Algérie : Karim Tabbou condamné à six mois avec sursis
Un tribunal algérien a prononcé une peine de six mois avec sursis et une amende de 50 000 dinars (372 $) à l’encontre du militant démocrate éminent Karim Tabbou, selon un groupe local de défense des droits.
Un activiste algérien, qui n’a pas divulgué son nom par peur de représailles, a déclaré que la formulation de la sentence indique que Tabbou ne purgera pas de peine de prison.
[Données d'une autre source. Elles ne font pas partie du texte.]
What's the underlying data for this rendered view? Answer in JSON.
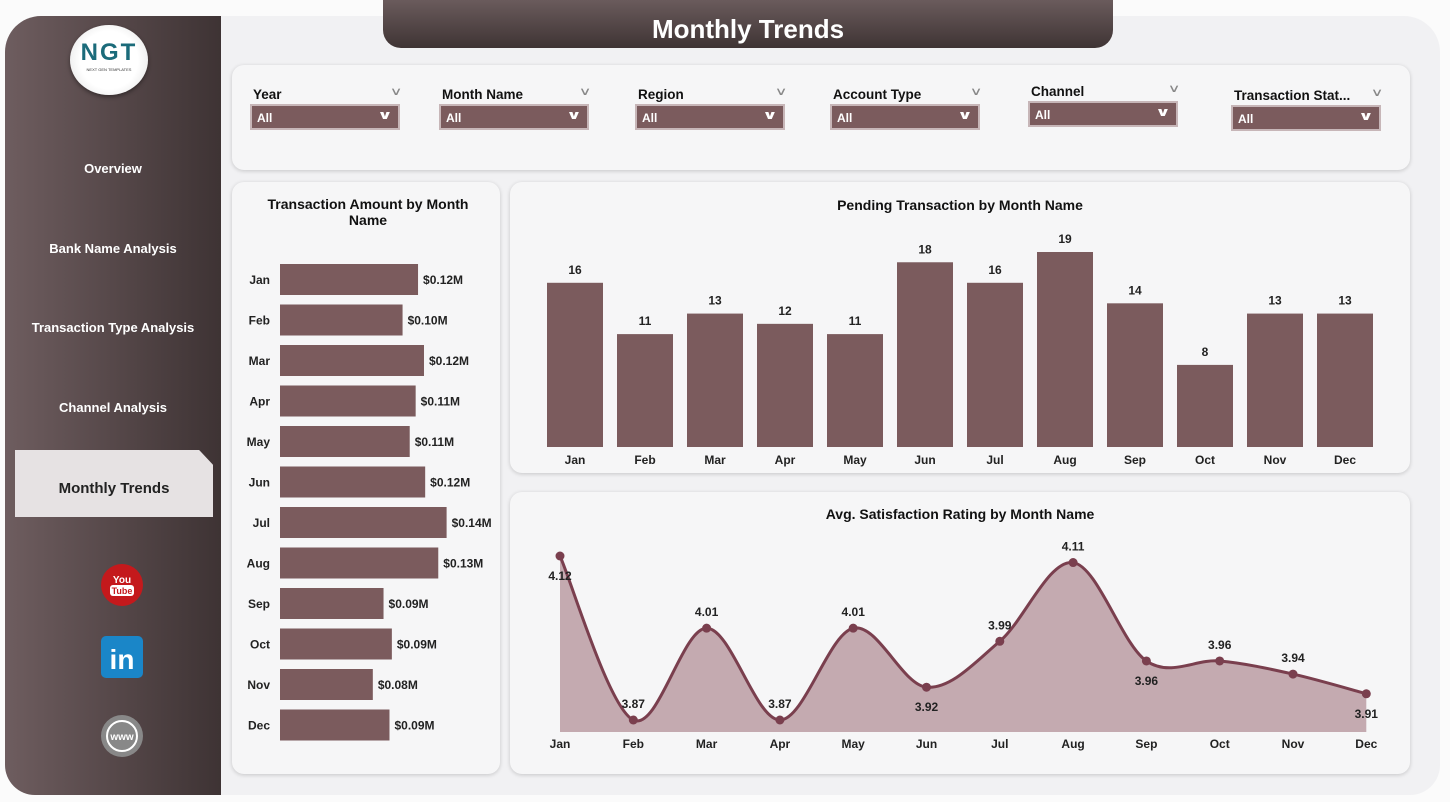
{
  "header": {
    "title": "Monthly Trends"
  },
  "logo": {
    "text": "NGT",
    "subtext": "NEXT GEN TEMPLATES"
  },
  "sidebar": {
    "items": [
      {
        "label": "Overview"
      },
      {
        "label": "Bank Name Analysis"
      },
      {
        "label": "Transaction Type Analysis"
      },
      {
        "label": "Channel Analysis"
      },
      {
        "label": "Monthly Trends",
        "active": true
      }
    ],
    "social": [
      {
        "icon": "youtube-icon",
        "label": "You Tube"
      },
      {
        "icon": "linkedin-icon",
        "label": "in"
      },
      {
        "icon": "globe-icon",
        "label": "www"
      }
    ]
  },
  "filters": [
    {
      "label": "Year",
      "value": "All"
    },
    {
      "label": "Month Name",
      "value": "All"
    },
    {
      "label": "Region",
      "value": "All"
    },
    {
      "label": "Account Type",
      "value": "All"
    },
    {
      "label": "Channel",
      "value": "All"
    },
    {
      "label": "Transaction Stat...",
      "value": "All"
    }
  ],
  "colors": {
    "accent": "#7b5b5d",
    "line": "#7a3f4e",
    "area": "#c4aab0",
    "sidebar": "#4f4243"
  },
  "chart_data": [
    {
      "type": "bar",
      "orientation": "horizontal",
      "title": "Transaction Amount by Month Name",
      "categories": [
        "Jan",
        "Feb",
        "Mar",
        "Apr",
        "May",
        "Jun",
        "Jul",
        "Aug",
        "Sep",
        "Oct",
        "Nov",
        "Dec"
      ],
      "values": [
        0.116,
        0.103,
        0.121,
        0.114,
        0.109,
        0.122,
        0.14,
        0.133,
        0.087,
        0.094,
        0.078,
        0.092
      ],
      "labels": [
        "$0.12M",
        "$0.10M",
        "$0.12M",
        "$0.11M",
        "$0.11M",
        "$0.12M",
        "$0.14M",
        "$0.13M",
        "$0.09M",
        "$0.09M",
        "$0.08M",
        "$0.09M"
      ],
      "unit": "$M"
    },
    {
      "type": "bar",
      "title": "Pending Transaction by Month Name",
      "categories": [
        "Jan",
        "Feb",
        "Mar",
        "Apr",
        "May",
        "Jun",
        "Jul",
        "Aug",
        "Sep",
        "Oct",
        "Nov",
        "Dec"
      ],
      "values": [
        16,
        11,
        13,
        12,
        11,
        18,
        16,
        19,
        14,
        8,
        13,
        13
      ]
    },
    {
      "type": "area",
      "title": "Avg. Satisfaction Rating by Month Name",
      "categories": [
        "Jan",
        "Feb",
        "Mar",
        "Apr",
        "May",
        "Jun",
        "Jul",
        "Aug",
        "Sep",
        "Oct",
        "Nov",
        "Dec"
      ],
      "values": [
        4.12,
        3.87,
        4.01,
        3.87,
        4.01,
        3.92,
        3.99,
        4.11,
        3.96,
        3.96,
        3.94,
        3.91
      ]
    }
  ]
}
Cependant, les observateurs voient la peine, prononcée mercredi, comme faisant partie d’une campagne plus large de harcèlement et d’arrestations contre les militants du mouvement pro-démocratie Hirak en Algérie.
Condamnation de Tabbou et Réactions
D’après le Comité national pour la libération des détenus, Tabbou a été reconnu coupable d’“incitation à l’attroupement non armé”, “outrage à un fonctionnaire” et “diffamation”.
Âgé de 49 ans, Tabbou est devenu l’un des militants les plus connus à émerger du Hirak lorsque des manifestations anti-gouvernementales ont éclaté en février 2019.
Toutefois, bien que le Hirak ait finalement conduit à la chute du président de longue date Abdelaziz Bouteflika, les protestataires n’étaient pas satisfaits. De nombreux manifestants ont continué à demander, sans succès, la démission de toutes les figures affiliées au gouvernement de Bouteflika et le retrait de l’armée de tous les domaines civils.
Tabbou a été acquitté d’autres accusations, notamment “profanation de cadavres” et “atteinte à l’intégrité du territoire national”.
Répression de la dissidence
Un rapport d’Amnesty International publié en mai 2022 a révélé qu’au moins 266 activistes et manifestants du mouvement Hirak étaient emprisonnés. La plupart ont été emprisonnés pour avoir critiqué les autorités, dénoncé la corruption de l’État et exprimé leur solidarité avec les détenus politiques.
La répression de la dissidence s’est poursuivie tout au long de l’année 2023.
Les journalistes n’ont pas été épargnés, Amnesty signalant en septembre dernier que 12 d’entre eux étaient derrière les barreaux. L’un des prisonniers politiques les plus en vue est Ihsane el-Kadi, un journaliste politique indépendant bien connu. Il purge actuellement une peine de sept ans de prison, dont deux avec sursis, après avoir été détenu en vertu d’une loi sur la sécurité de l’État.
Un porte-parole du ministère algérien des Affaires étrangères a refusé de commenter les rapports sur les violations des droits de l’homme dans le pays lorsqu’il a été contacté par Al Jazeera.
Situation actuelle du Hirak
La condamnation de Tabbou met en lumière bon nombre des défis auxquels le mouvement Hirak est confronté en Algérie.
De nombreux universitaires et militants ont soutenu que le mouvement est pratiquement disparu en raison des mesures prises par le gouvernement pour écraser le Hirak, notamment en interdisant à toute association de recevoir des fonds étrangers sans autorisation, ainsi qu’en élargissant la législation antiterroriste.
Le gouvernement est également accusé de tenter de coopter les partis politiques qui ont soutenu le mouvement pour diviser et éteindre l’élan des protestations.
De son côté, le président Abdelmadjid Tebboune a précédemment laissé entendre que les activistes du Hirak pourraient mener des “activités non innocentes” visant à “entraver le processus démocratique”.